A heavy mist lay very low on the water, making a sort
of illusive grey light that showed nothing. When
Brown’s long-boat glided out of the creek into
the river, Jim was standing on the low point of land
before the Rajah’s stockade—on the
very spot where for the first time he put his foot
on Patusan shore. A shadow loomed up, moving
in the greyness, solitary, very bulky, and yet constantly
eluding the eye. A murmur of low talking came
out of it. Brown at the tiller heard Jim speak
calmly: “A clear road. You had better
trust to the current while the fog lasts; but this
will lift presently.” “Yes, presently
we shall see clear,” replied Brown.
’The thirty or forty men standing
with muskets at ready outside the stockade held their
breath. The Bugis owner of the prau, whom I saw
on Stein’s verandah, and who was amongst them,
told me that the boat, shaving the low point close,
seemed for a moment to grow big and hang over it like
a mountain. “If you think it worth your
while to wait a day outside,” called out Jim,
“I’ll try to send you down something—a
bullock, some yams—what I can.”
The shadow went on moving. “Yes. Do,”
said a voice, blank and muffled out of the fog.
Not one of the many attentive listeners understood
what the words meant; and then Brown and his men in
their boat floated away, fading spectrally without
the slightest sound.
’Thus Brown, invisible in the
mist, goes out of Patusan elbow to elbow with Cornelius
in the stern-sheets of the long-boat. “Perhaps
you shall get a small bullock,” said Cornelius.
“Oh yes. Bullock. Yam. You’ll
get it if he said so. He always speaks the truth.
He stole everything I had. I suppose you like
a small bullock better than the loot of many houses.”
“I would advise you to hold your tongue, or somebody
here may fling you overboard into this damned fog,”
said Brown. The boat seemed to be standing still;
nothing could be seen, not even the river alongside,
only the water-dust flew and trickled, condensed, down
their beards and faces. It was weird, Brown told
me. Every individual man of them felt as though
he were adrift alone in a boat, haunted by an almost
imperceptible suspicion of sighing, muttering ghosts.
“Throw me out, would you? But I would know
where I was,” mumbled Cornelius surlily.
“I’ve lived many years here.”
“Not long enough to see through a fog like this,”
Brown said, lolling back with his arm swinging to and
fro on the useless tiller. “Yes.
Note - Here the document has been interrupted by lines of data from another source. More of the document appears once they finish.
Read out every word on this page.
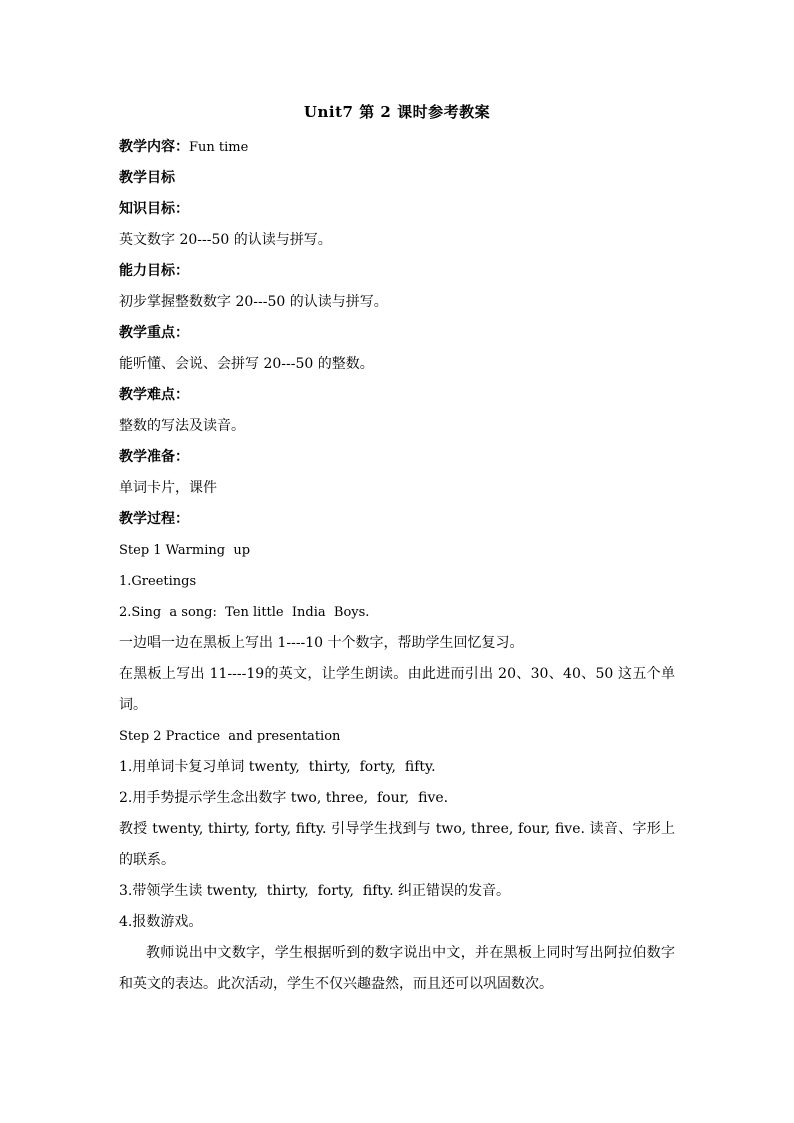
Unit7 第 2 课时参考教案
教学内容：Fun time
教学目标
知识目标：
英文数字 20---50 的认读与拼写。
能力目标：
初步掌握整数数字 20---50 的认读与拼写。
教学重点：
能听懂、会说、会拼写 20---50 的整数。
教学难点：
整数的写法及读音。
教学准备：
单词卡片，课件
教学过程：
Step 1 Warming  up
1.Greetings
2.Sing  a song:  Ten little  India  Boys.
一边唱一边在黑板上写出 1----10 十个数字，帮助学生回忆复习。
在黑板上写出 11----19的英文，让学生朗读。由此进而引出 20、30、40、50 这五个单词。
Step 2 Practice  and presentation
1.用单词卡复习单词 twenty,  thirty,  forty,  fifty.
2.用手势提示学生念出数字 two, three,  four,  five.
教授 twenty, thirty, forty, fifty. 引导学生找到与 two, three, four, five. 读音、字形上的联系。
3.带领学生读 twenty,  thirty,  forty,  fifty. 纠正错误的发音。
4.报数游戏。
教师说出中文数字，学生根据听到的数字说出中文，并在黑板上同时写出阿拉伯数字和英文的表达。此次活动，学生不仅兴趣盎然，而且还可以巩固数次。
Long
enough for that,” snarled Cornelius. “That’s
very useful,” commented Brown. “Am
I to believe you could find that backway you spoke
of blindfold, like this?” Cornelius grunted.
“Are you too tired to row?” he asked after
a silence. “No, by God!” shouted Brown
suddenly. “Out with your oars there.”
There was a great knocking in the fog, which after
a while settled into a regular grind of invisible
sweeps against invisible thole-pins. Otherwise
nothing was changed, and but for the slight splash
of a dipped blade it was like rowing a balloon car
in a cloud, said Brown. Thereafter Cornelius did
not open his lips except to ask querulously for somebody
to bale out his canoe, which was towing behind the
long-boat. Gradually the fog whitened and became
luminous ahead. To the left Brown saw a darkness
as though he had been looking at the back of the departing
night. All at once a big bough covered with leaves
appeared above his head, and ends of twigs, dripping
and still, curved slenderly close alongside. Cornelius,
without a word, took the tiller from his hand.’